Alom klinken geluiden dat president Trump de Nobelprijs voor Vrede verdient. Nu hij dit jaar de prijs misliep, zou het Nobelcomité niet anders kunnen dan hem volgend jaar tot dé mondiale vredesapostel kronen.
Maar waaraan zou hij dat te danken hebben? Toch zeker niet aan zijn niet-aflatende inzet om een staakt-het-vuren tussen Hamas en de Joodse apartheidsstaat te bereiken? Immers, er was geen sprake van een gewapende strijd tussen twee partijen. Na de bloedige overval van Hamas op 7 oktober 2023, was er nog maar één partij die aan het strijden was of beter gezegd: aan het moorden was, Israël! En als er maar een strijdende partij is dan kun je ook niet spreken van een “wapenstilstand” tussen twee partijen. Onbegrijpelijk dat deze valse voorstelling van de werkelijkheid zo de beeldbeeldvorming is gaan domineren.
Bovendien is Trump helemaal niet de vredesstichter die hij zo graag wil zijn.
Integendeel: hij is veel meer de pyromaan die opzichtig komt meehelpen om het door hem aangestoken vuur te blussen.

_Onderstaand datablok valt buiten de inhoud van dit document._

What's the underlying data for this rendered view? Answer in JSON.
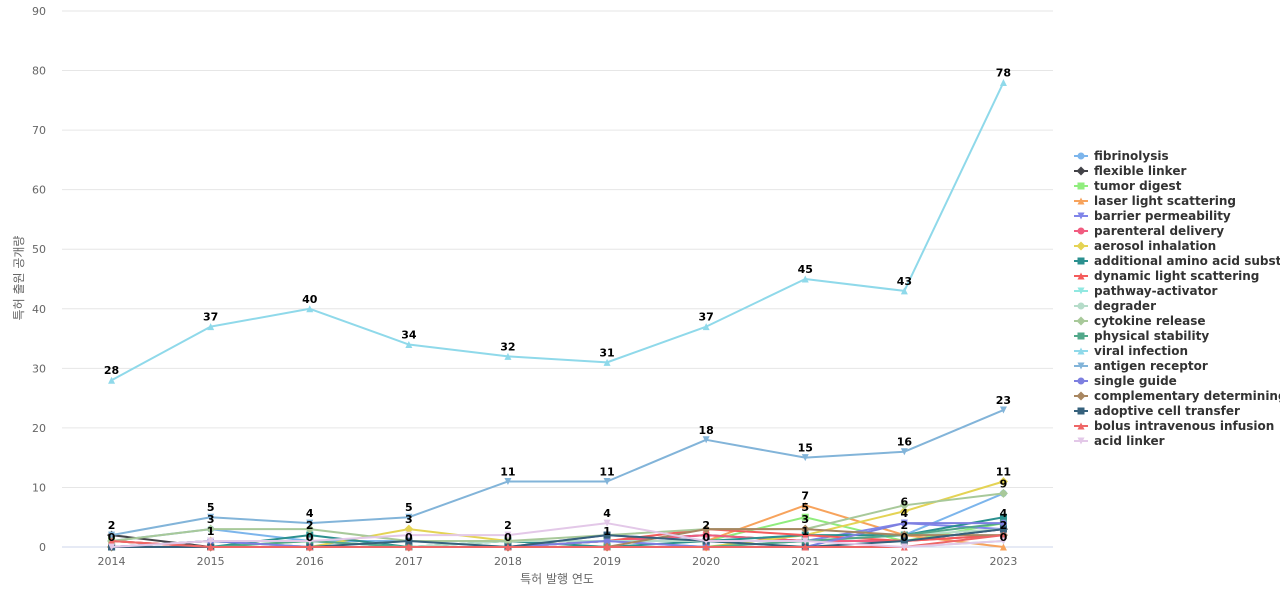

Mocht de pyromaanstypering hem minder sieren, dan moet hij het maar doen met die van olie-op-het-vuurgooier.
Of Trump nou de aanstichter was dan wel aanwakkeraar van het genocidale geweld van de Joodse staat, zijn dubieuze rol maakt hem onwaardig voor de Nobelprijs voor de Vrede, dit jaar niet en volgend jaar evenmin.
De enige manier waarop Trump de door hem felbegeerde eretitel kan krijgen, is om de onwettige, barbaarse Russische oorlog tegen Oekraïne te laten stoppen. Als hij zijn boezemvriend Poetin daartoe kan bewegen zonder Oekraïne onder de bus te gooien, dan mag hij zeker meedingen. Niet meer dan dat. En mocht hem die eer uiteindelijk te beurt vallen, dan zou ik dat afdoen als een toekenning bij gebrek aan beter.